To me, that’s the essence of precision medicine. It’s redefining practice and redefining our treatment strategies by using all available molecular and clinical data to direct those treatment strategies.
Let’s drill into the nitty-gritty of precision medicine for a bit if we could. Can you specifically detail what actionable materials you’re able to provide to physicians?
I would say there are a few areas where the physician really needs help. The first area is when to test patients and what type of testing to do. You basically have this explosion in different types of molecular testing: genetic, genomic, proteomic, transcriptomic, immunomic…and physicians just aren’t armed to make these determinations about when to do testing at all, and what type they need to do.
Right now even the simplest testing, like doing HER2 testing for breast cancer patients, you would think there’d be 100% concordance with that, or 100% utilization for that, and there isn’t. I haven’t got the latest stats, but it’s nowhere near 100%. Expecting a physician to stay educated on that area alone is just not possible.
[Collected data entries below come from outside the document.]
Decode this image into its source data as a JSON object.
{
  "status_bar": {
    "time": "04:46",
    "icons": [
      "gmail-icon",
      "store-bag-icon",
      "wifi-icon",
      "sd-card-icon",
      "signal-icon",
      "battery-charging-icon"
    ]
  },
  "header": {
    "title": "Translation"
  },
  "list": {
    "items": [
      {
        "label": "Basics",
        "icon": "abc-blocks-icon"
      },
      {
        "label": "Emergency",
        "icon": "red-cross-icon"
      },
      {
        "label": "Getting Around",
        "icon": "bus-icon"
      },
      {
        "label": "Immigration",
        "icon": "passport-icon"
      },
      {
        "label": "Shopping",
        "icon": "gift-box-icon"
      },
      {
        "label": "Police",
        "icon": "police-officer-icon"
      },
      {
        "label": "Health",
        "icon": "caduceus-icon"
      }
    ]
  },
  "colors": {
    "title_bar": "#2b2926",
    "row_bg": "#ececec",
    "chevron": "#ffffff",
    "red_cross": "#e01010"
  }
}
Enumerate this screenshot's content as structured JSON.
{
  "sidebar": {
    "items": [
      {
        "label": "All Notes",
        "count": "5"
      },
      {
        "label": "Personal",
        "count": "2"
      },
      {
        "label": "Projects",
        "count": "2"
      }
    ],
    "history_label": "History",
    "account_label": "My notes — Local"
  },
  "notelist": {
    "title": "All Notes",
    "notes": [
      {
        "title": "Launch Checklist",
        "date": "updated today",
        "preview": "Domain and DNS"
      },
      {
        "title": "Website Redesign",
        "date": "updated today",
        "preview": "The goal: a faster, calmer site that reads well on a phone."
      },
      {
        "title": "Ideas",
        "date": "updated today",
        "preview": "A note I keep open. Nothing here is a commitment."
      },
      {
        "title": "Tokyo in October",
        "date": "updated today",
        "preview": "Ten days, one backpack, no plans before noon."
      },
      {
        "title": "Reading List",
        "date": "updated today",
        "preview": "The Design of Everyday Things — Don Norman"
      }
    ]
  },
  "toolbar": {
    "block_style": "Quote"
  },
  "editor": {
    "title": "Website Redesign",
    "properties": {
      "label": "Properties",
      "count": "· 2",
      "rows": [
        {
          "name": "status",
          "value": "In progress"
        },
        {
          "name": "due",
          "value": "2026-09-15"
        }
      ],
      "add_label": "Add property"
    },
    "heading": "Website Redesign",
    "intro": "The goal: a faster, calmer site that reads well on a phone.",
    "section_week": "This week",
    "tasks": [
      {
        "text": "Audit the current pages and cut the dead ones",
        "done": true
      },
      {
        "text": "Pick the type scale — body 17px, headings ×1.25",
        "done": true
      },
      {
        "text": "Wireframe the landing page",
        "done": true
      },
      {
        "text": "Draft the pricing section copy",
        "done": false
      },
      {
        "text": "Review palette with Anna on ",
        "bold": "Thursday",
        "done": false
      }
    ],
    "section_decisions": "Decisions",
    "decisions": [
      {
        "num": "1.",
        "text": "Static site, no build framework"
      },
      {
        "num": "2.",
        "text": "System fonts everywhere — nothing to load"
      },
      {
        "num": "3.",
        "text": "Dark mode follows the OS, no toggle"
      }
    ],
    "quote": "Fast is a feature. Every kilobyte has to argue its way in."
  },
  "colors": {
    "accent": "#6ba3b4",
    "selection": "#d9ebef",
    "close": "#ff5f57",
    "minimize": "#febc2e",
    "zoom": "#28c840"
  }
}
On the second front, once a test has been ordered and the results are back, most physicians were trained before molecular data was really used in patient care. If you just look at the average oncologist, they graduated medical school even before BRCA1 and 2 were first found in the ‘90’s. Expecting a physician to be able to take a molecular test report, understand what they’re seeing, and figure out a treatment strategy, whether it’s a drug or clinical trial, that’s a tough ask.
What we do is we focus on those two specific areas, in helping physicians make decisions: what test to order when and how to use those results to pick an appropriate therapy. On both of those fronts, it’s a combination of leveraging the established industry knowledge, leveraging the expertise of the physicians that our in our health system customer base, and leveraging the real-world experience of the patients who have been run through our software in order to bring those insights back to the physician. If a physician is sitting there and has never seen a specific combination of tumor type and molecular data, the physician can just access a big database of patients who are clinically and molecularly similar and they can see what type of testing was done on those patients, what treatments were received, and what the outcomes were.